Vanavond in de Nacht, dinsdag in de etalage van het Athenaeum Nieuwscentrum, woensdag gepresenteerd: BC AD. Benthem Crouwel 1979-2009. Vannacht enkele pagina's uit het boek, met de prijsvraag voor de Amsterdamse Academie van Bouwkunst, de Rietveld Academie, Wilo in Zaandam en FOAM. U kunt het boek al reserveren.

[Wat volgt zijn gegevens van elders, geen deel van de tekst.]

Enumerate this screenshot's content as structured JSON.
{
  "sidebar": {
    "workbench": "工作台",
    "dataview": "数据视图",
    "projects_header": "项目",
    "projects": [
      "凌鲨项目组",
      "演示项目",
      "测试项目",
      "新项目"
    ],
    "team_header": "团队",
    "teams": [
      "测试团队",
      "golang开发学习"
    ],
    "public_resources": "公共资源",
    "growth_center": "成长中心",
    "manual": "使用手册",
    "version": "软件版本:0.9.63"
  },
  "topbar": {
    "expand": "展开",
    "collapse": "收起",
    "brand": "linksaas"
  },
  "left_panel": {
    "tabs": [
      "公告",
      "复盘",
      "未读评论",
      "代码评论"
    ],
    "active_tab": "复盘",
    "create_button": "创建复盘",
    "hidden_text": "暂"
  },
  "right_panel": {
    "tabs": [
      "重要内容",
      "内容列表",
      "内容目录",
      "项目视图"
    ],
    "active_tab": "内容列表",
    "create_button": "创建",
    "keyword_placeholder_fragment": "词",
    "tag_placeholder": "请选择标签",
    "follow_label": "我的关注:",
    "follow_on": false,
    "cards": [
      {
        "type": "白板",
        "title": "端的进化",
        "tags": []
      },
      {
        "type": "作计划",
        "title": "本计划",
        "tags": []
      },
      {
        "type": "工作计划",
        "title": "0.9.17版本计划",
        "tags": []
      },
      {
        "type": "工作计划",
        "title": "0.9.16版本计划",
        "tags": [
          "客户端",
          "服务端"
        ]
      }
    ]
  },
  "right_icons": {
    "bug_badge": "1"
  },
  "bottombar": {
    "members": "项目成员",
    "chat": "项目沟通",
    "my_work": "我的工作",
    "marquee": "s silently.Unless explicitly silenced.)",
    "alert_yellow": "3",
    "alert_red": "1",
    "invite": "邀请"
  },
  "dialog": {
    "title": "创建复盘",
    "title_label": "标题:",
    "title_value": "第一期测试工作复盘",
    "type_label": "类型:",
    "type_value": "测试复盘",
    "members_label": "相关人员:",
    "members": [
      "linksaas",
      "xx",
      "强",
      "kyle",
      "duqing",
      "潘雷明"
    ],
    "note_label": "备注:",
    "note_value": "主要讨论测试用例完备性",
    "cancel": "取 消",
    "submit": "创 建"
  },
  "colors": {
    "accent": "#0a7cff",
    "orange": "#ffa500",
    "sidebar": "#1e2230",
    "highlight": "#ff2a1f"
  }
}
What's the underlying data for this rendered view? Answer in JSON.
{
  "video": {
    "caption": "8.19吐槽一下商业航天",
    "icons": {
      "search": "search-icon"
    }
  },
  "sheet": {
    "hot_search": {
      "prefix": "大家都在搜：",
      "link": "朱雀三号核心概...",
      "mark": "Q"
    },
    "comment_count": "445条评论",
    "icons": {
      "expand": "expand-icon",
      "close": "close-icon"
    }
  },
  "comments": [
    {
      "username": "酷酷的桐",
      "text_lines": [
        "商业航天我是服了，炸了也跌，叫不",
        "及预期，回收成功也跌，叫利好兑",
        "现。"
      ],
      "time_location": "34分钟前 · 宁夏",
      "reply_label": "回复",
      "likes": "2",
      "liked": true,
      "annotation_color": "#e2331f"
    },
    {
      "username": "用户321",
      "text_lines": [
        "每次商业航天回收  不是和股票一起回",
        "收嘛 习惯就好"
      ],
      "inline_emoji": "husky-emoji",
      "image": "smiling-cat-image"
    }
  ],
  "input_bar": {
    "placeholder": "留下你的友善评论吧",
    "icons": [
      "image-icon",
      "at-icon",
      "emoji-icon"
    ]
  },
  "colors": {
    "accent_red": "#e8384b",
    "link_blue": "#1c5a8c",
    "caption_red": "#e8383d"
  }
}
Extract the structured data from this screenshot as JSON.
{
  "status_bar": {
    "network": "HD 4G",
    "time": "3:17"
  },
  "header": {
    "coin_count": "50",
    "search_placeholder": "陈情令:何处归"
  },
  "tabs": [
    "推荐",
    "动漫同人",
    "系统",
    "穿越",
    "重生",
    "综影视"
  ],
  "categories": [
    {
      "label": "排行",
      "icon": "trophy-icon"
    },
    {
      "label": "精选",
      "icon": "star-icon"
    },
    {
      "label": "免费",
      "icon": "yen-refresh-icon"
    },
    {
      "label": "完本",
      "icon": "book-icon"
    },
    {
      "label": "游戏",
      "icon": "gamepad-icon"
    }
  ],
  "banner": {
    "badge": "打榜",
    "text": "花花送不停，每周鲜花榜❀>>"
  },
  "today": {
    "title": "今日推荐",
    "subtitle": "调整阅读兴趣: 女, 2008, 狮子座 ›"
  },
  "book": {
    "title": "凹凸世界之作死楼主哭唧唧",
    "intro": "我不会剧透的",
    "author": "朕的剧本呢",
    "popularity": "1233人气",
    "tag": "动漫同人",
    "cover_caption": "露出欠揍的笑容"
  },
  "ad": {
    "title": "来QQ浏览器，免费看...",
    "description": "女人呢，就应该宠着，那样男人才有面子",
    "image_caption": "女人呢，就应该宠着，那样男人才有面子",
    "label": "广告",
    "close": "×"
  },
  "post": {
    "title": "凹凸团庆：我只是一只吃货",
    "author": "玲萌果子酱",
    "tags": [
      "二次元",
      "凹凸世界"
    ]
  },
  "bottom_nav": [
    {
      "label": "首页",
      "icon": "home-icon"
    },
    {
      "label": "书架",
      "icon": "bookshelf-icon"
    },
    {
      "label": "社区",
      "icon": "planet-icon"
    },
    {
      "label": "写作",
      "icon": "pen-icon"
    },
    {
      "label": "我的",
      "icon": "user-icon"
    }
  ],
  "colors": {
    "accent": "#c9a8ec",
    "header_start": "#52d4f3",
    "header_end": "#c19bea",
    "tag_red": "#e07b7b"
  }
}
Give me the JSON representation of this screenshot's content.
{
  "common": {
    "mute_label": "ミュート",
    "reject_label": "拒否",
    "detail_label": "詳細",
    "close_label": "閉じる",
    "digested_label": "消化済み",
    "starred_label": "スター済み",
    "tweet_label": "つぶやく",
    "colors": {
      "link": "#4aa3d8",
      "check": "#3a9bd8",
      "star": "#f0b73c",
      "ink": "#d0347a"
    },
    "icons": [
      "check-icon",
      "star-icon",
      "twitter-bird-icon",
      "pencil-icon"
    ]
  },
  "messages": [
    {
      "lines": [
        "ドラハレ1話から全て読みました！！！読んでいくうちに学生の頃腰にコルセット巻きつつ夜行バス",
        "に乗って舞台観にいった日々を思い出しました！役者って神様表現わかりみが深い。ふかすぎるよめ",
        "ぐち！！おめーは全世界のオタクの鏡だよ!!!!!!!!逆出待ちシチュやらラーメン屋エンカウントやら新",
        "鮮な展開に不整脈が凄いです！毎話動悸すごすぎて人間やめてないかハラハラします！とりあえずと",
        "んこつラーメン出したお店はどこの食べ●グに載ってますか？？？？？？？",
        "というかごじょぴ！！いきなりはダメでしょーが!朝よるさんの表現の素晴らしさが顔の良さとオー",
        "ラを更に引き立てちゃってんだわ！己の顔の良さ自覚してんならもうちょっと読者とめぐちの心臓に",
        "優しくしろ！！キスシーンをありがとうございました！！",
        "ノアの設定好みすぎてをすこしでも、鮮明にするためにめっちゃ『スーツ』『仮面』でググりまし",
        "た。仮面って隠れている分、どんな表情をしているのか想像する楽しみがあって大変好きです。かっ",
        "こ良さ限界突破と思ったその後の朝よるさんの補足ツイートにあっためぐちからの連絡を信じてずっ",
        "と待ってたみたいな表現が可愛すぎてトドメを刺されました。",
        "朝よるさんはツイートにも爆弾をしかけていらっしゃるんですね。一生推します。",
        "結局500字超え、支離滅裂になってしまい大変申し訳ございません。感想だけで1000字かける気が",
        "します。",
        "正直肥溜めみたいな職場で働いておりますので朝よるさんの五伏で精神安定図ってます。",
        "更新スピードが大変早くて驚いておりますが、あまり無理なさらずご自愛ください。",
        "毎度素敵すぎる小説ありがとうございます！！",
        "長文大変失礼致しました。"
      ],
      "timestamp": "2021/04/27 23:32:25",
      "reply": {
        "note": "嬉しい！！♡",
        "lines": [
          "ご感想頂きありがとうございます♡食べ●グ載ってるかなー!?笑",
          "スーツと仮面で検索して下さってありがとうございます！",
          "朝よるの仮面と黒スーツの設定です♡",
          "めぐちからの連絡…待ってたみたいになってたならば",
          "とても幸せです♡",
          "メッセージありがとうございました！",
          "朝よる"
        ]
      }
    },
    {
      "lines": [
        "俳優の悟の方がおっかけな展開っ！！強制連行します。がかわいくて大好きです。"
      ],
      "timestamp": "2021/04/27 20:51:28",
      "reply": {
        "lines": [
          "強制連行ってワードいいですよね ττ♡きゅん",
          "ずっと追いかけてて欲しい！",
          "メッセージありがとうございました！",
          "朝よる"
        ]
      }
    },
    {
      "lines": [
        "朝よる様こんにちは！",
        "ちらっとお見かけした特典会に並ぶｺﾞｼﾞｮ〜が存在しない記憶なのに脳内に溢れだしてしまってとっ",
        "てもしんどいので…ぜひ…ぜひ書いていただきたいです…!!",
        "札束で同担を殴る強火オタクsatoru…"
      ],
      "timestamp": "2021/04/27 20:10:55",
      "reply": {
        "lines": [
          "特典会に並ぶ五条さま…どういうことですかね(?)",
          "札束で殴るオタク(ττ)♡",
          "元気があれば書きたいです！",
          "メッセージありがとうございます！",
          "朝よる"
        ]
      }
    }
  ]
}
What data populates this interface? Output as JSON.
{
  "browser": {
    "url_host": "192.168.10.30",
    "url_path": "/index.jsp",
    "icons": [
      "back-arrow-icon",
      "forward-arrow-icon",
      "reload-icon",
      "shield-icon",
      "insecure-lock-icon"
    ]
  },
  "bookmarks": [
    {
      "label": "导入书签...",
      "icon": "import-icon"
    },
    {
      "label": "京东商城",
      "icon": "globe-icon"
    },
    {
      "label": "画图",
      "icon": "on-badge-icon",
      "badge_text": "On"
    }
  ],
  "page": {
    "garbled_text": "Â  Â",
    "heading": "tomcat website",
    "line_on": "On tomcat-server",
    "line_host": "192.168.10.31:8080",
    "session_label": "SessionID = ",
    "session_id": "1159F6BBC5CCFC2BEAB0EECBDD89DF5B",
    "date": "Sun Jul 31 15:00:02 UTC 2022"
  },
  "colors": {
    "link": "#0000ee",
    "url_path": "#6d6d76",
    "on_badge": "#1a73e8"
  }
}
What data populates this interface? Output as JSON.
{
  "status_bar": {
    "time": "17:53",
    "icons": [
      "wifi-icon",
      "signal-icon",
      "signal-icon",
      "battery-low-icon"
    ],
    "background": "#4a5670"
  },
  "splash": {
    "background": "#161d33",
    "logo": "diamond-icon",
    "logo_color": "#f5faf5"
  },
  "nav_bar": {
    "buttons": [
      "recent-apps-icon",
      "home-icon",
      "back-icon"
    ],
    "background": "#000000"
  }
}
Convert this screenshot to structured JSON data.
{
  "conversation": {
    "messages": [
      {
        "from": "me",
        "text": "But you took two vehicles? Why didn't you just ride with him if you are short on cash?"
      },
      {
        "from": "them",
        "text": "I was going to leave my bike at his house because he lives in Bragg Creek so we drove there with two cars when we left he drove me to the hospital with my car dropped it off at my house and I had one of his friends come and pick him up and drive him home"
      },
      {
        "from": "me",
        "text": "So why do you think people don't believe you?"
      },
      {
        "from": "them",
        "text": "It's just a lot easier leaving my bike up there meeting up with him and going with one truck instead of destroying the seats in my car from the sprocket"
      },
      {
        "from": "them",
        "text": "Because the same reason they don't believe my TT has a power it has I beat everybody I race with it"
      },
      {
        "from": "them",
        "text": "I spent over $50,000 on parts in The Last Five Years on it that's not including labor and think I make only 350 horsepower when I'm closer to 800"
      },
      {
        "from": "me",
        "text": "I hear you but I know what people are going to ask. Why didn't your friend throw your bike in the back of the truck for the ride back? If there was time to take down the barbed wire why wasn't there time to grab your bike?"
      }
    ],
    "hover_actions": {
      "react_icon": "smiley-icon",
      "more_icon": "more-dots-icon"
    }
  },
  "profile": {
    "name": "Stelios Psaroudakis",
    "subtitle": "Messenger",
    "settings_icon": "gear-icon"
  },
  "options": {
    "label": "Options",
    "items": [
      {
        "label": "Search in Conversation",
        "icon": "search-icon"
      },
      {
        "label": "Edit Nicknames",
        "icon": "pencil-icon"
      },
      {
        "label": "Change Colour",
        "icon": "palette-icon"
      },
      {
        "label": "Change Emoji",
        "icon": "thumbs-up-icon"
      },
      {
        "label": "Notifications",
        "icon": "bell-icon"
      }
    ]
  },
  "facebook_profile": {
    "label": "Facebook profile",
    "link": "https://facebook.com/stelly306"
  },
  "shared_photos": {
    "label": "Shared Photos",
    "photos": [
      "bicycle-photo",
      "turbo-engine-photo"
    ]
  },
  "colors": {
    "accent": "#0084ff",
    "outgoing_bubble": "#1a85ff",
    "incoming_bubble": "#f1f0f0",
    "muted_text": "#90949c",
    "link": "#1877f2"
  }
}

Luchthaven Schiphol, het Anne Frank Huis, het nieuwe Utrecht Centraal Station; het zijn bekende bouwwerken van Benthem Crouwel Architekten. Gebouwen voor een miljoenenpubliek, op cruciale, beeldbepalende plekken. BC AD biedt een verfrissende kijk op het omvangrijke oeuvre en geeft inzicht in de werkwijze van het bureau aan de hand van veel niet eerder gepubliceerd materiaal. Vanaf het allereerste begin – de grensovergangen voor Nederland en het experimentele woonhuis in Almere – tot de metrostations voor de Noord/Zuidlijn en het Stedelijk Museum. Naast veel gerealiseerd werk worden ook prijsvraaginzendingen - vaak voor spraakmakende competities – en diverse studies getoond. Uit de tekeningen, schetsen, foto’s en maquettes spreekt de fascinatie voor en het plezier in het oplossen van ingewikkelde problemen. De kracht van Benthem Crouwel Architekten ligt in het vinden van eenvoudige, heldere en duurzame oplossingen voor complexe opgaven. BC AD bevat dertig jaar ontwerpen van een van Nederlands succesvolste architectenbureaus samen en geeft tegelijkertijd een beeld van de Nederlandse ontwerpcultuur.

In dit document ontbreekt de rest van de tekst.